An Unexpectedly Interdisciplinary Home 

            When Bay started the program, she didn’t quite know what network science was. She had looked it up but never taken a course in it. She hoped that her math foundation would be enough, and it was, but the leap still required some faith, “It was scary before I started, but once I got into the first introductory course, it clicked pretty quickly.” What she didn’t anticipate was how energizing the environment would be. Her desk neighbors work on sports analytics and the science of scientific publishing, entirely different domains from hers but connected by the same analytical toolkit, “Meeting people with similar mindsets who are applying them to completely different problems has been genuinely exciting.” 

Clara Bay showcasing her poster at the December 2025 Epidemics10 conference in San Diego

            She also didn’t expect to feel so connected to the real-world applications of her work. Through collaborations with the CDC and the Scenario Modeling Hub, Bay has watched her forecasts move from her laptop into the hands of state and local public health officials making decisions about school closures, hospital staffing, and public health messaging, “You always feel like your work might just be going into the void. Seeing it used in the real world really helps contextualize what you’re doing.” 

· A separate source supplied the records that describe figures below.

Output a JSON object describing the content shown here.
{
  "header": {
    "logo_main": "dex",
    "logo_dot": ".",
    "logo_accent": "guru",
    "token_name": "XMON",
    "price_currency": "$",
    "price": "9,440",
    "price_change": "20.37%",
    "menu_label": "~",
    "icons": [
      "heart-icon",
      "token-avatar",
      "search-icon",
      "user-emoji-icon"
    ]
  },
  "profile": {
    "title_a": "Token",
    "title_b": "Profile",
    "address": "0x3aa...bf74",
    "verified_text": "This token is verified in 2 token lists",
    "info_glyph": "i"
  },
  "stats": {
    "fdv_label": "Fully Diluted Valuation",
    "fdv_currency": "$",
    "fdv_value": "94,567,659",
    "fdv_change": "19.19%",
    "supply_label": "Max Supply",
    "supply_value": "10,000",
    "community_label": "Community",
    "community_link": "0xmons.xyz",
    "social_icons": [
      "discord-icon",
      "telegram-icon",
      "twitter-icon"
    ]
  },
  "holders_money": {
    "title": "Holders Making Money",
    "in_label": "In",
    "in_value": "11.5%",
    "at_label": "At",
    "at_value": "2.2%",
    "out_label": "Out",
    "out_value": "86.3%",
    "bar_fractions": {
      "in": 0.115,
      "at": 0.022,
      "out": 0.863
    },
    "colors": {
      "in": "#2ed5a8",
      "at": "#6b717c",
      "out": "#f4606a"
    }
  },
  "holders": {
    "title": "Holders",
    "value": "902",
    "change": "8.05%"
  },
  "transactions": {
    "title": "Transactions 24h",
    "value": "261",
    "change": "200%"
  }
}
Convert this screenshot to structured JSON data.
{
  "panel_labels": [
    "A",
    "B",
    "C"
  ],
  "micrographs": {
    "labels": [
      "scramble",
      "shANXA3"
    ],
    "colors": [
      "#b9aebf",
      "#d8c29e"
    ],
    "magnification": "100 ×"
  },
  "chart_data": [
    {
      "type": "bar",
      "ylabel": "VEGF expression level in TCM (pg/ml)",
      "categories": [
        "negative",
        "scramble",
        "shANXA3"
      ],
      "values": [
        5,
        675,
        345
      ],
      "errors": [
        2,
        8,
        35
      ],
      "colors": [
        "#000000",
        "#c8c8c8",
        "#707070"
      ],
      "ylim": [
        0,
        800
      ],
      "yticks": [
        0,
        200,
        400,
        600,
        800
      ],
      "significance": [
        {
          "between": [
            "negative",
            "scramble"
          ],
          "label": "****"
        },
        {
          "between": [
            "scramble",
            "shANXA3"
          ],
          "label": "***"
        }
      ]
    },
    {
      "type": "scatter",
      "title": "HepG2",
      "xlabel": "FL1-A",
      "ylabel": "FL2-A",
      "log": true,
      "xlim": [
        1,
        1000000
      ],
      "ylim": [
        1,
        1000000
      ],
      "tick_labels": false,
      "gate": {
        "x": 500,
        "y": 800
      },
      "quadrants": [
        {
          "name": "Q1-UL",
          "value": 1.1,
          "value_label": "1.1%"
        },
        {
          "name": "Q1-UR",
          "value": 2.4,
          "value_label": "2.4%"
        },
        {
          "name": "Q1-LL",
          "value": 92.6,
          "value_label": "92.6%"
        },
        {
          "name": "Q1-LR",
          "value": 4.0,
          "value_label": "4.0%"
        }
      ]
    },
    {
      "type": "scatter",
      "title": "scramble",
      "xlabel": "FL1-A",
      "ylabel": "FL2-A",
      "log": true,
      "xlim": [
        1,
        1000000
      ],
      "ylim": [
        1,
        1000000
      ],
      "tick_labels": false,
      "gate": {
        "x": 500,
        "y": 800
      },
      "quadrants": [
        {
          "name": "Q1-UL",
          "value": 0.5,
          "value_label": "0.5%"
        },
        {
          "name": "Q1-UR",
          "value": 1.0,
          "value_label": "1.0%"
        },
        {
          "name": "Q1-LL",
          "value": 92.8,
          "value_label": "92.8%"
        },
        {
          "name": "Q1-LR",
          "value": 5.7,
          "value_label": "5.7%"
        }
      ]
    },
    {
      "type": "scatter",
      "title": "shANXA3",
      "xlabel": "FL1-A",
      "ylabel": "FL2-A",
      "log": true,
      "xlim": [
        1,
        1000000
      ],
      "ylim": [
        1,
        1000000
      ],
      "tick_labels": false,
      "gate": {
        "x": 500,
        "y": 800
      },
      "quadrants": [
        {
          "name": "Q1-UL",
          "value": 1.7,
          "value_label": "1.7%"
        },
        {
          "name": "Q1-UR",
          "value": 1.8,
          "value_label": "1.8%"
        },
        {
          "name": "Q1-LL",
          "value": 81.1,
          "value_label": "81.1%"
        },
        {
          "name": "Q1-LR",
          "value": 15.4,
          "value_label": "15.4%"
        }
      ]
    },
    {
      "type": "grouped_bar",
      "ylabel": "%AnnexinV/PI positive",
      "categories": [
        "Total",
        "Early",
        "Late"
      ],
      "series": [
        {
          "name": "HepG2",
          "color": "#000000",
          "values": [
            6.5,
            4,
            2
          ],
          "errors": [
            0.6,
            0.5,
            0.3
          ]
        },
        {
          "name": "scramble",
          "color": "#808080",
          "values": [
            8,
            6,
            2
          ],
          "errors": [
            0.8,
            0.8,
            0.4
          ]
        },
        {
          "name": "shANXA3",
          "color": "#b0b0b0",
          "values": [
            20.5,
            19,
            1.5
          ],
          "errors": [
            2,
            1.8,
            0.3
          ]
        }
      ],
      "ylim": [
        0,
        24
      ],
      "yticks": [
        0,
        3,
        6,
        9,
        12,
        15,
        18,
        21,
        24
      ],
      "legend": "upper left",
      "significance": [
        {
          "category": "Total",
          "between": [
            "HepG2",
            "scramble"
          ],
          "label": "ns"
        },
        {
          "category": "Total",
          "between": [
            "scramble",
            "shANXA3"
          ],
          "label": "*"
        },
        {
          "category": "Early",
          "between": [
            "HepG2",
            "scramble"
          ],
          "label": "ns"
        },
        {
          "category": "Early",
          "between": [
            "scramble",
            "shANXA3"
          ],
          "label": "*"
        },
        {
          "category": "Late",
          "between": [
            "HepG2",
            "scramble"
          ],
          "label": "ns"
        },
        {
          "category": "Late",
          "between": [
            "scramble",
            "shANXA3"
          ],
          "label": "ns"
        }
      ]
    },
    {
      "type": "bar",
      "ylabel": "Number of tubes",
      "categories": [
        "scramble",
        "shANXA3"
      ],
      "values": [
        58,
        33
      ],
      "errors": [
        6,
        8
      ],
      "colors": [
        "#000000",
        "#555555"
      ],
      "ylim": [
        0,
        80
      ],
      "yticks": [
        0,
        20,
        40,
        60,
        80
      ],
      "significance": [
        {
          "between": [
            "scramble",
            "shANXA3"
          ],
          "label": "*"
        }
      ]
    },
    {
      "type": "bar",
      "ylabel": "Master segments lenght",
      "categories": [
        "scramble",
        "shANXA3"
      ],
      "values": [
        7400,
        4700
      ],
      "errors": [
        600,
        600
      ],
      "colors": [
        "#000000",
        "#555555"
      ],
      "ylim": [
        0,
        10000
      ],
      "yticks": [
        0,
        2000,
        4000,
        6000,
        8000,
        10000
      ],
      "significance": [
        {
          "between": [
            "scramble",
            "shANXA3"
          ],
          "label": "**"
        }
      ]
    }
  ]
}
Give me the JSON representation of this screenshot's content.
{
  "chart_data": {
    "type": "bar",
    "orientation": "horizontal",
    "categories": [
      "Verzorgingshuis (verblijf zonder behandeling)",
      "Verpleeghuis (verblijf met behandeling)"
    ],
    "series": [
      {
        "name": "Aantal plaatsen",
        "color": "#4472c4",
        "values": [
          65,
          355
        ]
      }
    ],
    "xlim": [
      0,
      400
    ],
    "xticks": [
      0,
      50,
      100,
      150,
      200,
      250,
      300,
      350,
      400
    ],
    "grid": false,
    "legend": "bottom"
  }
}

            After graduating, Bay hopes to continue working in infectious disease modeling and public health, building tools with real-world policy impact – whether she stays in academia or not. For students considering Northeastern’s PhD programs, her advice is true to what her experience was: embrace the interdisciplinary nature of the University, and don’t feel like you need to arrive with everything figured out, “I didn’t come in with a specific project in mind. Being able to try different things and be proposed different projects was actually a really valuable way to discover what I was most interested in. I’d encourage incoming students not to feel like they need to have everything mapped out before they get here.” 

 

Check out her Google Scholar page to read her publications! 

FluSight Forecast Hub website

 

Photo Credits: Nicole Samay, Clara Bay 

 

More about Clara Bay: 

            Clara Bay grew up in coastal North Carolina (Wilmington), enjoying lots of time at the beach. She spent her undergraduate years at UNC Chapel Hill, where she became a college basketball fan. In her spare time, she enjoys running, reading, and spending time with her 12-year-old dog named Frankie.